Public Forum on “T” Biosensor Testing on May 16
May 9, 2012
Q&A: Biological Detection Sensor Testing and Airflow Studies
The U.S. Department of Homeland Security is working with the Massachusetts Bay Transportation Authority (MBTA) on two national anti-terrorism projects designed to detect the release of hazardous substances on a subway system and minimize harm to riders and the community.
The first project, called “Detect-to-Protect,” involves testing new biological detection sensors developed by the Department of Homeland Security at T stations in Cambridge (Harvard and Porter) and Somerville (Davis). The tests will determine how the sensor network performs in a real subway system.
The sensors have the capability to positively identify a hazardous biological agent within 20 minutes, allowing emergency responders to act quickly to contain the hazard, safely evacuate passengers, and provide appropriate medical treatment.
The Department of Homeland Security has worked closely with the MBTA, the Massachusetts Department of Public Health, and the Cambridge and Somerville health departments in planning for the installation and testing of the Detect-to-Protect sensors.
The second project, which began in 2009, involves ongoing airflow tests in the MBTA subway system. These tests look at differences in airflow due to system design, tunnel configuration, ventilation systems, and local weather to ensure that detection equipment is placed in the right locations to provide the earliest warnings.
Public Forum on “T” Biosensor Testing
The substance that will be used to test the biological detection sensors is a non-infectious, killed bacterium that even in its live form is not considered harmful to humans. The bacterium, called Bacillus subtilis, is currently used in farming, as a food supplement for humans and livestock, and in organic pet foods.
Detect-to-Protect biological detection sensors have been installed in the Harvard, Porter, and Davis subway stations, and are currently monitoring background conditions. The specific tests using the biological material are planned for this year and have not yet started.
Testing of the biological detection sensors will take place late at night when the subway is closed to the public.
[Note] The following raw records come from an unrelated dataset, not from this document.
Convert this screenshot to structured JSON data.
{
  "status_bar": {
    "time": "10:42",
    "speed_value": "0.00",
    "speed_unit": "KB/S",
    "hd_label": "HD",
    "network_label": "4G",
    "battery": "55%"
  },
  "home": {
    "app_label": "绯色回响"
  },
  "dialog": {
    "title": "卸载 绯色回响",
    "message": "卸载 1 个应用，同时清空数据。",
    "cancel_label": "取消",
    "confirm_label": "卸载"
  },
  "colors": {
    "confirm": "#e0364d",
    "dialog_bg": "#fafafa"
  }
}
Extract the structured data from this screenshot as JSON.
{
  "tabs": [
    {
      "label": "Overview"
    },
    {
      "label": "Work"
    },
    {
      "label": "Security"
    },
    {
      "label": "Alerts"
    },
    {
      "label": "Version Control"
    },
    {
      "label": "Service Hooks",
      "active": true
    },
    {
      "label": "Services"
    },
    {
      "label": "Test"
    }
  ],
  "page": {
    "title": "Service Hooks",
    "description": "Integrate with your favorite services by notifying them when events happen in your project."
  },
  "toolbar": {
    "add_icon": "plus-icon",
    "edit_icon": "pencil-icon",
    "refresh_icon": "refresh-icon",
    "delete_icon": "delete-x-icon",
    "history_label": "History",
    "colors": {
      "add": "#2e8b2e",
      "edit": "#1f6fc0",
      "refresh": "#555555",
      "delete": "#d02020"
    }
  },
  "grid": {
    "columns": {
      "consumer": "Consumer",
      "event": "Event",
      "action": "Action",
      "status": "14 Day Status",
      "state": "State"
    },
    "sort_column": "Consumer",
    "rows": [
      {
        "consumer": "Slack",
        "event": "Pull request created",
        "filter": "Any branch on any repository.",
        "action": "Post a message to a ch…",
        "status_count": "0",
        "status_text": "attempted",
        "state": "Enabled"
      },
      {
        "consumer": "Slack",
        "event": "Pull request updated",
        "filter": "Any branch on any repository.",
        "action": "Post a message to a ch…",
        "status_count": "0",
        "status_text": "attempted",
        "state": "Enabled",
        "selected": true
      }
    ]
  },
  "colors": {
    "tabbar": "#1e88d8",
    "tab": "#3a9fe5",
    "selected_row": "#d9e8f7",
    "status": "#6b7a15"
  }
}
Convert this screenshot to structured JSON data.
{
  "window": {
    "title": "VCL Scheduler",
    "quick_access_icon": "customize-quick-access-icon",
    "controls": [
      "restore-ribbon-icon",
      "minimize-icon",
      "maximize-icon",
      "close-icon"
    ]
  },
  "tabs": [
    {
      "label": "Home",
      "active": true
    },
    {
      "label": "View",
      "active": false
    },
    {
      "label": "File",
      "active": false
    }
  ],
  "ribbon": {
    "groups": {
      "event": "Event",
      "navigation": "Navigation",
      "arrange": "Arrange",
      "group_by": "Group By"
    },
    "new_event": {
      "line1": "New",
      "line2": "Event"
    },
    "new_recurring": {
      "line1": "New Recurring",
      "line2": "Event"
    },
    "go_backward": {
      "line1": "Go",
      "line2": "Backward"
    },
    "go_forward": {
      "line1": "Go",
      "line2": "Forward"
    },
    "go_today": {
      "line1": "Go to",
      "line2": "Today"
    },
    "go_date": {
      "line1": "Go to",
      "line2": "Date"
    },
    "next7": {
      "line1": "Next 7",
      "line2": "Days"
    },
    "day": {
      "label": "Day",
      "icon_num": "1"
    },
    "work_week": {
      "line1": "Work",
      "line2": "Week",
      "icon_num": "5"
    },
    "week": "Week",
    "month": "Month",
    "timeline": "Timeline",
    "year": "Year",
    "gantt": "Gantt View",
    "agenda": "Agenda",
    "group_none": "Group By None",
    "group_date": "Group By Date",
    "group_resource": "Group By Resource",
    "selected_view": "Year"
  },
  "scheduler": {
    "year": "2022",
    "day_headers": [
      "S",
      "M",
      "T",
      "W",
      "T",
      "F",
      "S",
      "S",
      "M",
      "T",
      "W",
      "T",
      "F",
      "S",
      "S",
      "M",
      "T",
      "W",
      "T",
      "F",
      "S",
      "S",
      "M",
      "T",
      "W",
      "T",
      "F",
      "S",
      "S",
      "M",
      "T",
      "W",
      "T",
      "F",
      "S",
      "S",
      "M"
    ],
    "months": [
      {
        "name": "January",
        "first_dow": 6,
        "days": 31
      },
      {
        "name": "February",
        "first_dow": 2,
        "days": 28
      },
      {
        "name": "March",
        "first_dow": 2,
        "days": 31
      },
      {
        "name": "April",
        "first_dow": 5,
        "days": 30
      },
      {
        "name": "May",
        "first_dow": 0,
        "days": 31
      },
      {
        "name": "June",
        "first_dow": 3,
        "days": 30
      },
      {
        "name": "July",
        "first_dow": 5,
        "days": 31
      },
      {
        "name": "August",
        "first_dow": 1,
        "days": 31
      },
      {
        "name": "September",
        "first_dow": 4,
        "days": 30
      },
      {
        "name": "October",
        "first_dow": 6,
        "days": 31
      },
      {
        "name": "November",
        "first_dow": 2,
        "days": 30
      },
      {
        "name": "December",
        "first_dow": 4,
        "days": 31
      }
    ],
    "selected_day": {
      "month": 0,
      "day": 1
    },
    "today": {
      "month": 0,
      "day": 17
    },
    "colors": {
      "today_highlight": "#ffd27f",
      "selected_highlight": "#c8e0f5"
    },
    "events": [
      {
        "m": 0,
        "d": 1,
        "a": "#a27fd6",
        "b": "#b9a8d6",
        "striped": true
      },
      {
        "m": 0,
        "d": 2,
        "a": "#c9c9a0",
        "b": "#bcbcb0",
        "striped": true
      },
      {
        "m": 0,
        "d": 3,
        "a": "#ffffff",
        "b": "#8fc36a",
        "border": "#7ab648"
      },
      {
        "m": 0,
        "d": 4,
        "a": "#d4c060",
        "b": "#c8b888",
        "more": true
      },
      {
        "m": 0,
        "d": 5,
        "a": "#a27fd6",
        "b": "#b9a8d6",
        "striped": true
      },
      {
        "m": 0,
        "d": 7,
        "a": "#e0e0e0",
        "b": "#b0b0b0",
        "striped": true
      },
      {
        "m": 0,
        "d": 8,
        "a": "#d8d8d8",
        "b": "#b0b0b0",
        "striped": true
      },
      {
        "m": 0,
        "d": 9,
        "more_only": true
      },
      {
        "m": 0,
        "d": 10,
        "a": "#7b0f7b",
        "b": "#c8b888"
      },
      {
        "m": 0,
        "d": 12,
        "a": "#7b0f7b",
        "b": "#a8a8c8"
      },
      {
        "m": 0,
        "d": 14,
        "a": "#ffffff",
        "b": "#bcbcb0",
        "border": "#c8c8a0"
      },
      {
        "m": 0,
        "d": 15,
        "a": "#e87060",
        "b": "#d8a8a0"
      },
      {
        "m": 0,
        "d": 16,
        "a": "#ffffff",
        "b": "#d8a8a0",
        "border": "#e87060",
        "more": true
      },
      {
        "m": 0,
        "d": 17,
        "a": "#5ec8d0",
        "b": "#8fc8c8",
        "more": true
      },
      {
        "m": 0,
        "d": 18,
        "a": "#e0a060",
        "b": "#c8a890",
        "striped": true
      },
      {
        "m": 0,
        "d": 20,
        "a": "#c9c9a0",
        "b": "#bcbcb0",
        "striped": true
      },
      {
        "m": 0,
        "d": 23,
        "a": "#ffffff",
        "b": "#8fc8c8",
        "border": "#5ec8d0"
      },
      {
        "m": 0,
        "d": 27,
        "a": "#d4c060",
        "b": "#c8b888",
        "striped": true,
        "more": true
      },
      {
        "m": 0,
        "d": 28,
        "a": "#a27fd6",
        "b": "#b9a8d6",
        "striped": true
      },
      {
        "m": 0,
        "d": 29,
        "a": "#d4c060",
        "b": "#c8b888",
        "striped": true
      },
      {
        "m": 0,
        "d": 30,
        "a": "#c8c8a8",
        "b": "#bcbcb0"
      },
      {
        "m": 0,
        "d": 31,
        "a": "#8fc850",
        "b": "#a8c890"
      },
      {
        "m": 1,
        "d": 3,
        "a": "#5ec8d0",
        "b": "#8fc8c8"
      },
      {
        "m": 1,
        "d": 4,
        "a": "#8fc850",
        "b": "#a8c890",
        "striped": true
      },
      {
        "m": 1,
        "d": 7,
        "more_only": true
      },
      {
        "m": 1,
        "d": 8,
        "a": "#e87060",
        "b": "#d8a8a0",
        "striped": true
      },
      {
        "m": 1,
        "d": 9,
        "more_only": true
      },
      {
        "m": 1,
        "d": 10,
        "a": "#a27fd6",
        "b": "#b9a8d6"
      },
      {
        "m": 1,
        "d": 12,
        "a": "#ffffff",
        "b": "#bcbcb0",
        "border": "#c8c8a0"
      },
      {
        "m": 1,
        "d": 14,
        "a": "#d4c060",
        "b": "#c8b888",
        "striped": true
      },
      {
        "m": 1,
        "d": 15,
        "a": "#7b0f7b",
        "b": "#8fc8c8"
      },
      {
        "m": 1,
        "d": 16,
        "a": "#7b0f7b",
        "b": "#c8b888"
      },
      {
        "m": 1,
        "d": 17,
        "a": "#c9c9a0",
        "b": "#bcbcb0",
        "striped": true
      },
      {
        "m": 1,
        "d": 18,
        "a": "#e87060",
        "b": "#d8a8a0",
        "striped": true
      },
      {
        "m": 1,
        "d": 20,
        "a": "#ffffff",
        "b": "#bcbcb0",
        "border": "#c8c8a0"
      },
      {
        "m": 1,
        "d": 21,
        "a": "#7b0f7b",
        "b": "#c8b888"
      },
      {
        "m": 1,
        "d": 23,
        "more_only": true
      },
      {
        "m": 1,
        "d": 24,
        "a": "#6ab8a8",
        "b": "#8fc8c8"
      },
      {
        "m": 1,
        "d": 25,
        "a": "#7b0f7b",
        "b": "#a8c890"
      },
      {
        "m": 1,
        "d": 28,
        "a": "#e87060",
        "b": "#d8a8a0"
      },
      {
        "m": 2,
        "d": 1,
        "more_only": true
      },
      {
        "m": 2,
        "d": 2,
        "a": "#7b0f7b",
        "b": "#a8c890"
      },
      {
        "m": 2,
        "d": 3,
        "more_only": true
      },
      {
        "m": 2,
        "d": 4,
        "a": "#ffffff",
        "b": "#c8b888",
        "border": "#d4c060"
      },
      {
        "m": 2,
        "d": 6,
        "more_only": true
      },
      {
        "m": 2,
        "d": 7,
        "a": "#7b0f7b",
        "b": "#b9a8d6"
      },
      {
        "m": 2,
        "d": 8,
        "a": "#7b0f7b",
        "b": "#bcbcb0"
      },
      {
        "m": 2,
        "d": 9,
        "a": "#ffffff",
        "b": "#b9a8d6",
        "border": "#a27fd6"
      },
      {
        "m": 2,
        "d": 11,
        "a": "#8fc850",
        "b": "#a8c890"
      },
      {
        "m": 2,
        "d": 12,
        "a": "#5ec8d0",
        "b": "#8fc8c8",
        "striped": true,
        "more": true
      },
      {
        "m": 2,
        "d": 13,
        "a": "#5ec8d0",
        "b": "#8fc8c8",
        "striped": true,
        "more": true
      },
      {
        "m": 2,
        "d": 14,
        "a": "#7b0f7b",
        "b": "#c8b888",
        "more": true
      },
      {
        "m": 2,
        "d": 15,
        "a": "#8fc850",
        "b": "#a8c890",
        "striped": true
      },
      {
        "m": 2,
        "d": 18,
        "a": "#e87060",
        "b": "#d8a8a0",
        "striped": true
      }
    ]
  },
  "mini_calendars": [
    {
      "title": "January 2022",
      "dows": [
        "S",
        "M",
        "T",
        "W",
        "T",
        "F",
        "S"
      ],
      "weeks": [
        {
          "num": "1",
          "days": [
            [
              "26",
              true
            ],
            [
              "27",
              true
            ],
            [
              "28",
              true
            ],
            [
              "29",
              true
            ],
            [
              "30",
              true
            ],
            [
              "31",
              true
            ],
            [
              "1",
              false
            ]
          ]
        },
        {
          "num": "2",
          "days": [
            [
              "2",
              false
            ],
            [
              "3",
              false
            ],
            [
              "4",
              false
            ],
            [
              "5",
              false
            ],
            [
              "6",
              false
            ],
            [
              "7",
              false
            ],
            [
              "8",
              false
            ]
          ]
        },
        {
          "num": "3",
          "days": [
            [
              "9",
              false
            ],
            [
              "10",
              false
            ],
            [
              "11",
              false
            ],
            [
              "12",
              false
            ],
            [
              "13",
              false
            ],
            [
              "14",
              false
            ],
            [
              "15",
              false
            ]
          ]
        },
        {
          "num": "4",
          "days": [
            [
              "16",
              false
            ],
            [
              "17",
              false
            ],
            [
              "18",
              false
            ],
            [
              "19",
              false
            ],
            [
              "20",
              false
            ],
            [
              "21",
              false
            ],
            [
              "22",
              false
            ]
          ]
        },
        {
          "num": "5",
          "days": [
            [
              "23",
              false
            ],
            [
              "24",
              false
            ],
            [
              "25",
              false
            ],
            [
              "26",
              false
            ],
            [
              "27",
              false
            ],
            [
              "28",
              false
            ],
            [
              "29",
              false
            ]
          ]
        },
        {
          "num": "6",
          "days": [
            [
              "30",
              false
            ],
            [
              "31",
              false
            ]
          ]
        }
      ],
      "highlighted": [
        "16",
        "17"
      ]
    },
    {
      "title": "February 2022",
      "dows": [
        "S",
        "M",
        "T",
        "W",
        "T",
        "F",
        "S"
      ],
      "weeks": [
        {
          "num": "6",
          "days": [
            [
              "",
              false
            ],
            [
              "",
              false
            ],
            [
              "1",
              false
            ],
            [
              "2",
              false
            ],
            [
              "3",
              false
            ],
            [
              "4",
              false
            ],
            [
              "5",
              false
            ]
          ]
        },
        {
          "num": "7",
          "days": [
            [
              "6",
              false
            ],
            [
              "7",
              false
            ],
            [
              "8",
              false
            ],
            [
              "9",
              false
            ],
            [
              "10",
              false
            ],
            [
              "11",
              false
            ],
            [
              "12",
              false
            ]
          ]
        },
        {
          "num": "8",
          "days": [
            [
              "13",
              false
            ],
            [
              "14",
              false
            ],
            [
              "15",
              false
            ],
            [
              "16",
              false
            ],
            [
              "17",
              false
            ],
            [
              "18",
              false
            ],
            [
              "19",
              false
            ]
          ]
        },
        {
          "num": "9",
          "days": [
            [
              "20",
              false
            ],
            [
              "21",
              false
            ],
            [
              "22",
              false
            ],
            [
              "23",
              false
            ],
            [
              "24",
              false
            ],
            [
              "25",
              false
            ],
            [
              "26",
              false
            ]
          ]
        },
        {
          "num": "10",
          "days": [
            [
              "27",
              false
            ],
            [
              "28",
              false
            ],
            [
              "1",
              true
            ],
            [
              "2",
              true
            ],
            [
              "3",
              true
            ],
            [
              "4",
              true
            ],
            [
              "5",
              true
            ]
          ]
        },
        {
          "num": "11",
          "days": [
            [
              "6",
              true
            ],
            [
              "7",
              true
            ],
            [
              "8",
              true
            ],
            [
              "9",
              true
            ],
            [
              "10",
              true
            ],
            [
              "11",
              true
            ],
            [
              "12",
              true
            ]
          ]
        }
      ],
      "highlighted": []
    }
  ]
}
A forum will be held on Wednesday, May 16 for the public to learn more about the project and make comments. The public forum will be held at the Cambridge YMCA in Central Square, 820 Massachusetts Avenue, from 5:30 p.m. to 7:30 p.m.
A 28-page environmental assessment, prepared by the U.S. Department of Homeland Security, reviewed data from the U.S. Environmental Protection Agency (EPA) and other published studies for any potential harm associated with this bacterial strain. Studies cited in the assessment examined inhalation, as well as ingestion and skin contact. These studies found no adverse effects in the range of concentrations that could conceivably be encountered in these tests. The report, Environmental Assessment for Bacillus subtilis Particles to Challenge Bio-Detection Sensors in Subway Stations, is available at: www.dhs.gov/xlibrary/assets/st/st_dea_detect_to_protect.pdf
Comments on the document and test plan may be submitted to: MBTATest@hq.dhs.gov. DHS will take into consideration all comments on the environmental assessment received by the close of business on June 15, 2012. Please include your name and address for any needed clarification or follow up.